U.S. Agency Won’t Consider Takata Impact in Recall Decisions

By Jeff Plungis | April 4, 2016

The chief U.S. auto safety agency says it won’t take Takata Corp.’s financial viability into account when it decides whether to expand further the largest-ever auto safety recall.

The National Highway Traffic Safety Administration will focus solely on safety, as it must under U.S. law, the agency said in a statement Thursday.

NHTSA is reviewing the findings of three investigations into Takata’s airbag ruptures while the recalls are under way, it said. Those probes attempted to determine the root cause of the airbag failures, and the review could be the basis for future decisions related to the recalls.

“NHTSA makes recall determinations based on safety, and safety alone,” agency spokesman Bryan Thomas said in the statement. “The agency will take all appropriate actions to make sure airbags in Americans’ vehicles are safe.”

Takata’s costs could add up to $24 billion, according to a person familiar with the matter, or four times more than Tokyo-based company’s annual revenue. The figure is about $7 billion more than Jefferies Group LLC estimated in a February report. Takata said in a statement it’s still investigating the root cause and can’t accurately project its final costs.
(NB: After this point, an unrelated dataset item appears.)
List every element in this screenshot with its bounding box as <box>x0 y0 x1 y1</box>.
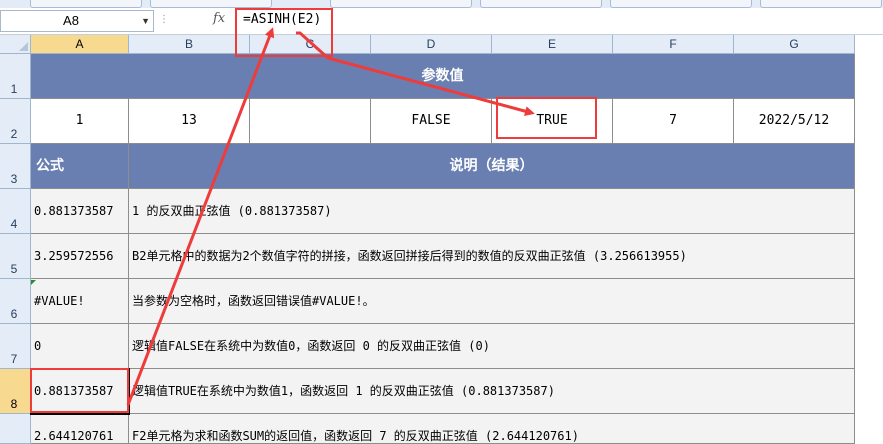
arrow-formula-to-e2 <box>296 31 535 117</box>
arrow-a8-to-formula <box>126 27 275 406</box>
annotation-arrows <box>126 27 535 406</box>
The shares fell 5.5 percent to 414 yen as of the midday break in Tokyo trading, cutting its market value to about $307 million. Takata has plunged 49 percent this year.

19 Million

Automakers including Honda Motor Co. have recalled more than 19 million vehicles equipped with Takata airbags, the largest automotive safety recall in U.S. history. The airbag inflators can explode, sending shrapnel into the passenger compartment. More than 7.5 million inflators have been replaced, including 5.4 million by Honda, according to the agency.

NHTSA has said Takata airbag inflators have caused nine fatalities in the U.S. by rupturing and spraying plastic and metal shards at motorists. The regulator is investigating all Takata inflators that use a chemical propellant that’s been banned from future models and is giving the company until as long as the end of 2019 to determine the root cause of the flaw or prove the inflators are safe.

Moisture seeping into Takata’s inflators was determined to be the reason Takata airbags have ruptured by Orbital ATK, a researcher hired by a coalition of automakers that announced its findings last month. Challenges with determining root cause of the rupture issue have held back automakers and the supplier from deciding how the companies will divvy costs.